Russian parliament approves bill to extend ban on human cloning

MOSCOW, March 17, 2010, (RIA Novosti)

The upper house of the Russian parliament, the Federation Council, approved on Wednesday a government bill to extend a ban on human cloning.

The bill has already been approved by the lower house, the State Duma, but is yet to be signed into law by President Dmitry Medvedev.

The draft says that the ban on human cloning will continue in Russia until the adoption of new legislation regulating the cloning process.

The original 2002 law does not prohibit the cloning of cells and organisms for scientific and research purposes, human organs for transplantation or the cloning of animals.

Human cloning has been a subject of debate since the 1960s. Although technology for human cloning remains incomplete, its advocates have already faced a number of legal, aesthetic and religious challenges.

The chairman of the Federation Council social policy committee, Valentina Petrenko, said a ban on human cloning has already been introduced in most of the world's leading countries.
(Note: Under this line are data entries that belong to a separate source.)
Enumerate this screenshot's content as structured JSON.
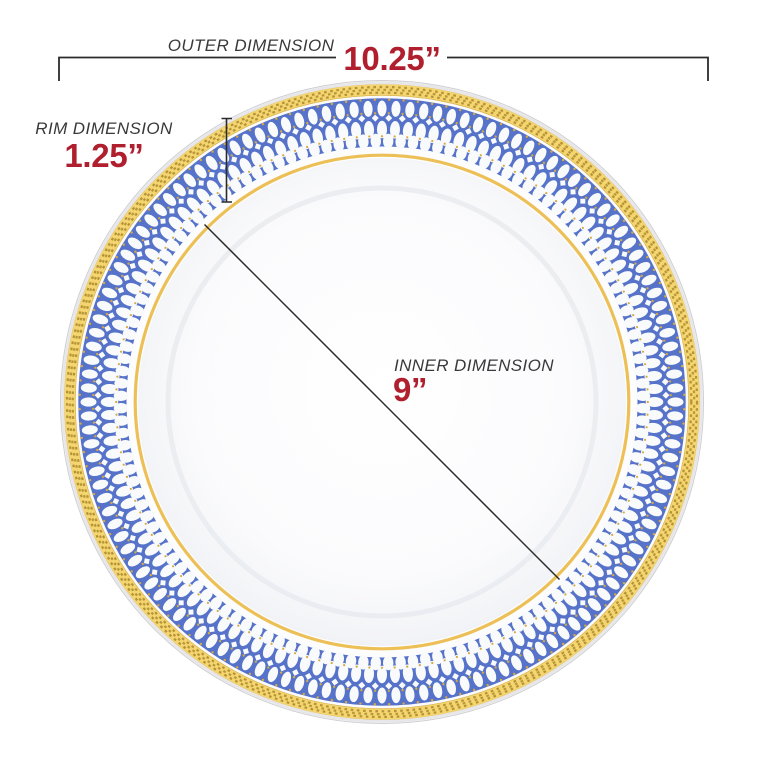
{
  "dimensions": {
    "outer": {
      "label": "OUTER DIMENSION",
      "value": "10.25”"
    },
    "rim": {
      "label": "RIM DIMENSION",
      "value": "1.25”"
    },
    "inner": {
      "label": "INNER DIMENSION",
      "value": "9”"
    }
  },
  "colors": {
    "accent_red": "#B01F2E",
    "label_gray": "#39393B",
    "line_black": "#2B2B2B",
    "rim_gold": "#F4D570",
    "rim_gold_stitch": "#A8872B",
    "rim_gold_hairline": "#DCB957",
    "inner_gold_ring": "#ECC057",
    "gold_dot": "#D9A93E",
    "rim_blue": "#5673C9",
    "pattern_white": "#F8FAFC",
    "plate_white": "#FDFDFE",
    "edge_gray": "#DCDCDF"
  }
}
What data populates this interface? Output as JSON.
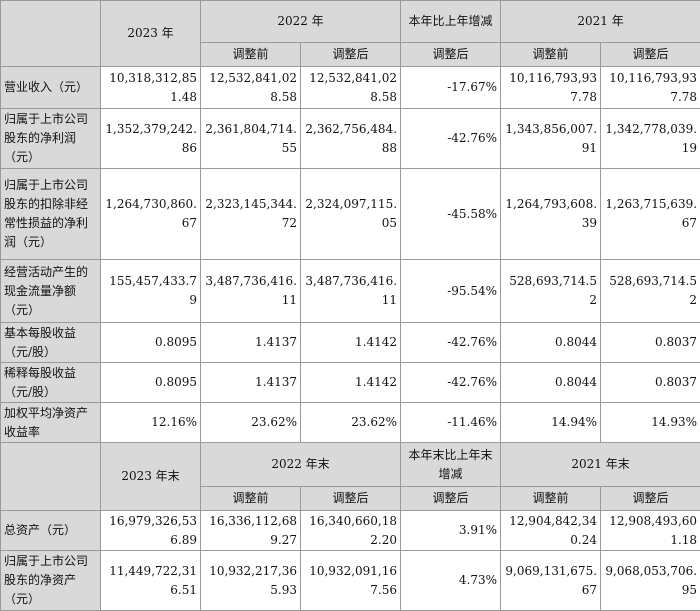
{
  "header_top": {
    "year_2023": "2023 年",
    "year_2022": "2022 年",
    "change": "本年比上年增减",
    "year_2021": "2021 年",
    "before_adj": "调整前",
    "after_adj": "调整后",
    "change_sub": "调整后"
  },
  "rows_top": [
    {
      "label": "营业收入（元）",
      "v2023": "10,318,312,851.48",
      "v2022_before": "12,532,841,028.58",
      "v2022_after": "12,532,841,028.58",
      "change": "-17.67%",
      "v2021_before": "10,116,793,937.78",
      "v2021_after": "10,116,793,937.78"
    },
    {
      "label": "归属于上市公司股东的净利润（元）",
      "v2023": "1,352,379,242.86",
      "v2022_before": "2,361,804,714.55",
      "v2022_after": "2,362,756,484.88",
      "change": "-42.76%",
      "v2021_before": "1,343,856,007.91",
      "v2021_after": "1,342,778,039.19"
    },
    {
      "label": "归属于上市公司股东的扣除非经常性损益的净利润（元）",
      "v2023": "1,264,730,860.67",
      "v2022_before": "2,323,145,344.72",
      "v2022_after": "2,324,097,115.05",
      "change": "-45.58%",
      "v2021_before": "1,264,793,608.39",
      "v2021_after": "1,263,715,639.67"
    },
    {
      "label": "经营活动产生的现金流量净额（元）",
      "v2023": "155,457,433.79",
      "v2022_before": "3,487,736,416.11",
      "v2022_after": "3,487,736,416.11",
      "change": "-95.54%",
      "v2021_before": "528,693,714.52",
      "v2021_after": "528,693,714.52"
    },
    {
      "label": "基本每股收益（元/股）",
      "v2023": "0.8095",
      "v2022_before": "1.4137",
      "v2022_after": "1.4142",
      "change": "-42.76%",
      "v2021_before": "0.8044",
      "v2021_after": "0.8037"
    },
    {
      "label": "稀释每股收益（元/股）",
      "v2023": "0.8095",
      "v2022_before": "1.4137",
      "v2022_after": "1.4142",
      "change": "-42.76%",
      "v2021_before": "0.8044",
      "v2021_after": "0.8037"
    },
    {
      "label": "加权平均净资产收益率",
      "v2023": "12.16%",
      "v2022_before": "23.62%",
      "v2022_after": "23.62%",
      "change": "-11.46%",
      "v2021_before": "14.94%",
      "v2021_after": "14.93%"
    }
  ],
  "header_bottom": {
    "year_2023": "2023 年末",
    "year_2022": "2022 年末",
    "change": "本年末比上年末增减",
    "year_2021": "2021 年末",
    "before_adj": "调整前",
    "after_adj": "调整后",
    "change_sub": "调整后"
  },
  "rows_bottom": [
    {
      "label": "总资产（元）",
      "v2023": "16,979,326,536.89",
      "v2022_before": "16,336,112,689.27",
      "v2022_after": "16,340,660,182.20",
      "change": "3.91%",
      "v2021_before": "12,904,842,340.24",
      "v2021_after": "12,908,493,601.18"
    },
    {
      "label": "归属于上市公司股东的净资产（元）",
      "v2023": "11,449,722,316.51",
      "v2022_before": "10,932,217,365.93",
      "v2022_after": "10,932,091,167.56",
      "change": "4.73%",
      "v2021_before": "9,069,131,675.67",
      "v2021_after": "9,068,053,706.95"
    }
  ]
}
Human cloning is formally permitted in the U.S. and Britain. The later became the first country to legalize the cloning of human embryos for stem cell research in 2001.

Therapeutic cloning, which involves the production of stem cells from embryos, was permitted in the U.S. a few days after Barack Obama's inauguration as president. The law on this type of cloning requires embryos to be destroyed within 14 days. Obama, however, ruled out reproductive cloning, which he called "dangerous" and "profoundly wrong." It "has no place in our society or any society", he said.

Russia's moratorium on human cloning expired on June 23, 2007.